As with some of the previous anime shows (Black Butler, Clockwork Planet) I’ve reviewed on this site, Abyss has children as protagonists. Though it has some moderate horror aspects and some mild sexual humor, it is more family-friendly than the others. The heroine, a spunky twelve-year-old girl named Riko, lives in an orphanage in the town of Orth. It’s a circular community surrounding a huge and seemingly bottomless hole in the earth known as the Abyss. The Abyss is a place of mystery and danger. It has its own unique ecosystem with fantastic creatures and contains ancient technological marvels of unknown origin. Riko’s parents were professional Abyss-explorers, known as “white whistles.” Her father died in a tragic accident, and her mother is believed dead as well, though Riko doesn’t accept this. She’s convinced that her mother is alive somewhere down there and that she must go find her.

In this rather dystopian world, orphans are put to work as relic-hunters in the upper levels of the Abyss, which contains many deadly dangers. During one of these trips, Riko discovers the most amazing relic of all, a child-sized robot with great powers and no memory of his past. She disguises him as a newfound orphan and convinces him to accompany her on an expedition to find her mother. The most interesting thing about the Abyss is the mysterious “force field” which fills it with a diffuse light and also has adverse effects on human physiology known as “the Curse of the Abyss.” This curse gets worse the deeper one ventures. Riko, having been born deep in the Abyss, believes she may be immune.

Made in Abyss avoids many of the pitfalls (pun intended) of anime story lines by having nuanced characters. Riko is full of enthusiasm but she is sometimes discouraged. Reg has great powers but they have a cost, so he must use them only when necessary. As they venture into the Abyss they encounter adult relic-hunters who seem at first to be the children’s allies, but have their own selfish agendas.
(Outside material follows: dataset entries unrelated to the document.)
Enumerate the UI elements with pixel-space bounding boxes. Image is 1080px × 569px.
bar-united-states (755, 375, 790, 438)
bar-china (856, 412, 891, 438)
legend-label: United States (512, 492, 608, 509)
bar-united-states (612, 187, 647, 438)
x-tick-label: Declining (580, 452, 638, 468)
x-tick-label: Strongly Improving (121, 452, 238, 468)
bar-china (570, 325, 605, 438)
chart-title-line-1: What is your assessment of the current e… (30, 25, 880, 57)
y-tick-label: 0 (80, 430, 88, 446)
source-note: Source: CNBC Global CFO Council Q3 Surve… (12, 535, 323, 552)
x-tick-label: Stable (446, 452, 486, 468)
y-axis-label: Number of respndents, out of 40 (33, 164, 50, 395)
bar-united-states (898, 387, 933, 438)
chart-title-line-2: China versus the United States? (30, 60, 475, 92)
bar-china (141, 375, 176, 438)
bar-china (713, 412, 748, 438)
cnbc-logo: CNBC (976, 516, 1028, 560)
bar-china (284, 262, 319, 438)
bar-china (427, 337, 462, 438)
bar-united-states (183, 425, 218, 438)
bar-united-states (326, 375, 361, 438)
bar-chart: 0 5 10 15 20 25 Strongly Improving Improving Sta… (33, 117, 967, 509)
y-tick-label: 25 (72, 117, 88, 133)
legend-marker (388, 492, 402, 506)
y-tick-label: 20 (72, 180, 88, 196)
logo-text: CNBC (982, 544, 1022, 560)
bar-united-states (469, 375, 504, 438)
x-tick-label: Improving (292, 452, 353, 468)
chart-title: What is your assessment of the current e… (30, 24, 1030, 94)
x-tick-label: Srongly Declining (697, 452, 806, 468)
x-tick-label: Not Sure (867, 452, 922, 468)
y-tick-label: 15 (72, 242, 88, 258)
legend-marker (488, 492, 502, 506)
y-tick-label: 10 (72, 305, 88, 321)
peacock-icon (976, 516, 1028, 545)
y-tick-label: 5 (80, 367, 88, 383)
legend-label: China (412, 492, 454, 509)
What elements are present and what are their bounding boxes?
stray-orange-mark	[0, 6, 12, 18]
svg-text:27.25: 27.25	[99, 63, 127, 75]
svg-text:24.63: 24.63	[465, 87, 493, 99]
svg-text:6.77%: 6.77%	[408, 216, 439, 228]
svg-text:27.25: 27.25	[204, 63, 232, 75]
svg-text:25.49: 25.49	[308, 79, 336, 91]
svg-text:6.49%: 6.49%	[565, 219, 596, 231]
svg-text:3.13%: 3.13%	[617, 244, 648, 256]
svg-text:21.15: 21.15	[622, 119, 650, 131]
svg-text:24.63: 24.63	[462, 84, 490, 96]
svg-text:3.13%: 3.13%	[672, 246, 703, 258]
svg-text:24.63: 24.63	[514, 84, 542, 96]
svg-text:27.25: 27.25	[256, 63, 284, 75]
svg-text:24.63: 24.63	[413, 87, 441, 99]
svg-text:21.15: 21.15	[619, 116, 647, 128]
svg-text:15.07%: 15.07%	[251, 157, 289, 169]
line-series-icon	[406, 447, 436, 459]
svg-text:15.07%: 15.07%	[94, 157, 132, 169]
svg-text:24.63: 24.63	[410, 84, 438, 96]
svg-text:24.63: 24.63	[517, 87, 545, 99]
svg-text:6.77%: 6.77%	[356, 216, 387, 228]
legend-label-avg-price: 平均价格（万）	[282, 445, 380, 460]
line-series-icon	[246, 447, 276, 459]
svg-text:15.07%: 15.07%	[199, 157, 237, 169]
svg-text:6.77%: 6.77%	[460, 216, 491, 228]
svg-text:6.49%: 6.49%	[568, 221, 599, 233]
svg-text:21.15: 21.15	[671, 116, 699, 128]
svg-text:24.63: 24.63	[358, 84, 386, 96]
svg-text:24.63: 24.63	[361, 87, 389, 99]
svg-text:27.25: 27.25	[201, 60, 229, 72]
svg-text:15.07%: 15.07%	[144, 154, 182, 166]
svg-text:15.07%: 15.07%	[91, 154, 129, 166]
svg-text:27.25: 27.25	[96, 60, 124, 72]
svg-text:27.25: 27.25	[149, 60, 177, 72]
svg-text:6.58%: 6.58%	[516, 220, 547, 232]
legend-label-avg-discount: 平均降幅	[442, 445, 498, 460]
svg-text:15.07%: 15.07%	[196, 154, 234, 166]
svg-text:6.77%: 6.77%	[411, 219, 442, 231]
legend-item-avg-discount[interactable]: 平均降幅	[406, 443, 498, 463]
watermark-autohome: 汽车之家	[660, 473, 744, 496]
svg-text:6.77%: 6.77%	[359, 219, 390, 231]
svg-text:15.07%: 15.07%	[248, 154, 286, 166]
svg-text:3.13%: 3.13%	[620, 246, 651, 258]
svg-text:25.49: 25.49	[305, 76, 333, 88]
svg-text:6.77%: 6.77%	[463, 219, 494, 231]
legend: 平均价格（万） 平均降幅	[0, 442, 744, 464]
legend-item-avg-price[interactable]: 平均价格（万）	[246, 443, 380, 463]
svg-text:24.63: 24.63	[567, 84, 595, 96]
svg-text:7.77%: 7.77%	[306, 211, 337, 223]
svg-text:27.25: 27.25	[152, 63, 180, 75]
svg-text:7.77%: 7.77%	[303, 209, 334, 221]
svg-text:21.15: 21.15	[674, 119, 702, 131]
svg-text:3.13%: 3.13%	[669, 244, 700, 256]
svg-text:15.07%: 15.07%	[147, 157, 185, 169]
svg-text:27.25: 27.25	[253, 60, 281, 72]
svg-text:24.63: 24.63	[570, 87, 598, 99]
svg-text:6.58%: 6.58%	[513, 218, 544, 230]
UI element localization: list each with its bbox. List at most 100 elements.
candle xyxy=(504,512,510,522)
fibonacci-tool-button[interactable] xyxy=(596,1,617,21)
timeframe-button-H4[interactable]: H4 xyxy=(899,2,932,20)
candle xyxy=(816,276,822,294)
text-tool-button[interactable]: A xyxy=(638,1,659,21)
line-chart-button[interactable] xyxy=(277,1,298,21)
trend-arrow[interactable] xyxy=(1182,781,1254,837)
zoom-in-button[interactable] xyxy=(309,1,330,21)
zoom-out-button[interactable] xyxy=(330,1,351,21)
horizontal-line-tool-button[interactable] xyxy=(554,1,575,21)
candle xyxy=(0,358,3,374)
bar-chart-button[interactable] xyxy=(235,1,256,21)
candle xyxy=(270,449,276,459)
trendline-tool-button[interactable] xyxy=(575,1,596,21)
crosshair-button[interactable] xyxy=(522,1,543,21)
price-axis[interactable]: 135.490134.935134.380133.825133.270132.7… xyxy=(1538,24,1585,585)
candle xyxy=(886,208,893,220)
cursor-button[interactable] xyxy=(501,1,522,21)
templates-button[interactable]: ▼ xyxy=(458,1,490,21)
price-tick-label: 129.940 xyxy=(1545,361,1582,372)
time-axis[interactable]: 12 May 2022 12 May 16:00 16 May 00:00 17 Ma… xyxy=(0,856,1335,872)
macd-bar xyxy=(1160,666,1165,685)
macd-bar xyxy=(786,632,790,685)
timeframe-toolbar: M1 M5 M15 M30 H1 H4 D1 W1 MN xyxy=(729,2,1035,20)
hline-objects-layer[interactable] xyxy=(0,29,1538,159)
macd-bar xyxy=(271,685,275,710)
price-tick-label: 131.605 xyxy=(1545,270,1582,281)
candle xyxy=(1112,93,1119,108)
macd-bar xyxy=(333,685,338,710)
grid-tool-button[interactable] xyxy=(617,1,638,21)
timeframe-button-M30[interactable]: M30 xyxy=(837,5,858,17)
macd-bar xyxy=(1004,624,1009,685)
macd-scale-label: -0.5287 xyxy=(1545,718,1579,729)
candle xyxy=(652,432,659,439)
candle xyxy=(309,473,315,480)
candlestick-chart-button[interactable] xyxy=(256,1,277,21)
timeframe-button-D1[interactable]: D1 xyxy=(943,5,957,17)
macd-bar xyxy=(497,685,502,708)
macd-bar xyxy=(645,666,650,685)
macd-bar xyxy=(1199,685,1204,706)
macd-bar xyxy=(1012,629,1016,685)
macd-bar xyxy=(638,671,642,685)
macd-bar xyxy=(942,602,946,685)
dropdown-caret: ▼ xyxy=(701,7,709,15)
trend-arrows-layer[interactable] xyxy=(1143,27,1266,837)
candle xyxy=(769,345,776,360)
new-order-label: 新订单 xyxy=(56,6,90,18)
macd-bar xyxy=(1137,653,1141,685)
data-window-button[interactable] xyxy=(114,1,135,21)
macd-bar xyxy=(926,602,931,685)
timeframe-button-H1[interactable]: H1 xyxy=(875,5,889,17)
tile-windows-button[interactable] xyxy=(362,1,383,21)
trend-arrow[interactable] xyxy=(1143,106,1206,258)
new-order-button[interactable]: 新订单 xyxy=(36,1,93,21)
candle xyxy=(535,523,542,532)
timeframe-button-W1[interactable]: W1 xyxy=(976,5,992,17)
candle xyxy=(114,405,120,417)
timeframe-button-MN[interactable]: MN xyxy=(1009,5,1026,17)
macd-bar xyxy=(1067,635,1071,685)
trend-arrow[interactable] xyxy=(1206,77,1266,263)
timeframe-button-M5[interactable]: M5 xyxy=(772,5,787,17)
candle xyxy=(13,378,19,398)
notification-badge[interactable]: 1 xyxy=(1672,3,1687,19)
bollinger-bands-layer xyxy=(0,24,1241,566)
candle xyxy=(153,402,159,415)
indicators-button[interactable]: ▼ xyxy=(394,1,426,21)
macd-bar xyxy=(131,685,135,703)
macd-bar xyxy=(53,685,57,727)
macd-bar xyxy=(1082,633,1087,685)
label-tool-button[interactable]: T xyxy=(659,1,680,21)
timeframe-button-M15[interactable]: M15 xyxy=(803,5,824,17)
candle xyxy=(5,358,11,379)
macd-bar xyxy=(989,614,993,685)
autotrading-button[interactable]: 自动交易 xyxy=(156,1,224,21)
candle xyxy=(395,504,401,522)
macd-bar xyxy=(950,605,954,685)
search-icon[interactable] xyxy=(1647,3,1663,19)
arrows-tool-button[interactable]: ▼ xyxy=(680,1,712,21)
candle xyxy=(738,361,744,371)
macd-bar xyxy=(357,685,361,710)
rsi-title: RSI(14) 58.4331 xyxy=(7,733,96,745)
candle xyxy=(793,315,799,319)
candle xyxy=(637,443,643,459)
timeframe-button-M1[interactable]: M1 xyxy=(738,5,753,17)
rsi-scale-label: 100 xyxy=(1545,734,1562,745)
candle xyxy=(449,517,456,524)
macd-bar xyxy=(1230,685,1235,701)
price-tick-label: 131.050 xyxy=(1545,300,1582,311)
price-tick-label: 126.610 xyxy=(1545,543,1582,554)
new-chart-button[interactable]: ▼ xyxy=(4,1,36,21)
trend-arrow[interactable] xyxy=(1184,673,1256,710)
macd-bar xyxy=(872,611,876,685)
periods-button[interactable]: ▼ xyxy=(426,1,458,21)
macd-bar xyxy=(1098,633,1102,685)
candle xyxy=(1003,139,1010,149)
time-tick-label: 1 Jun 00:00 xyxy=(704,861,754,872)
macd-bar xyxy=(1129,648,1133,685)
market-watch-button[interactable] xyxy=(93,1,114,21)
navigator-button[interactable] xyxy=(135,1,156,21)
This keeps the series exciting throughout.

Abyss may seem childish at first glance but in my opinion, it is far and away the best new anime of the past two years. It has it all: adventure, danger, mystery, humor, and tragedy. I heartily recommend it, and I’m eagerly looking forward to the second season scheduled for sometime later in 2018.

Made in Abyss is available for watching on Amazon Prime Video and other streaming sites.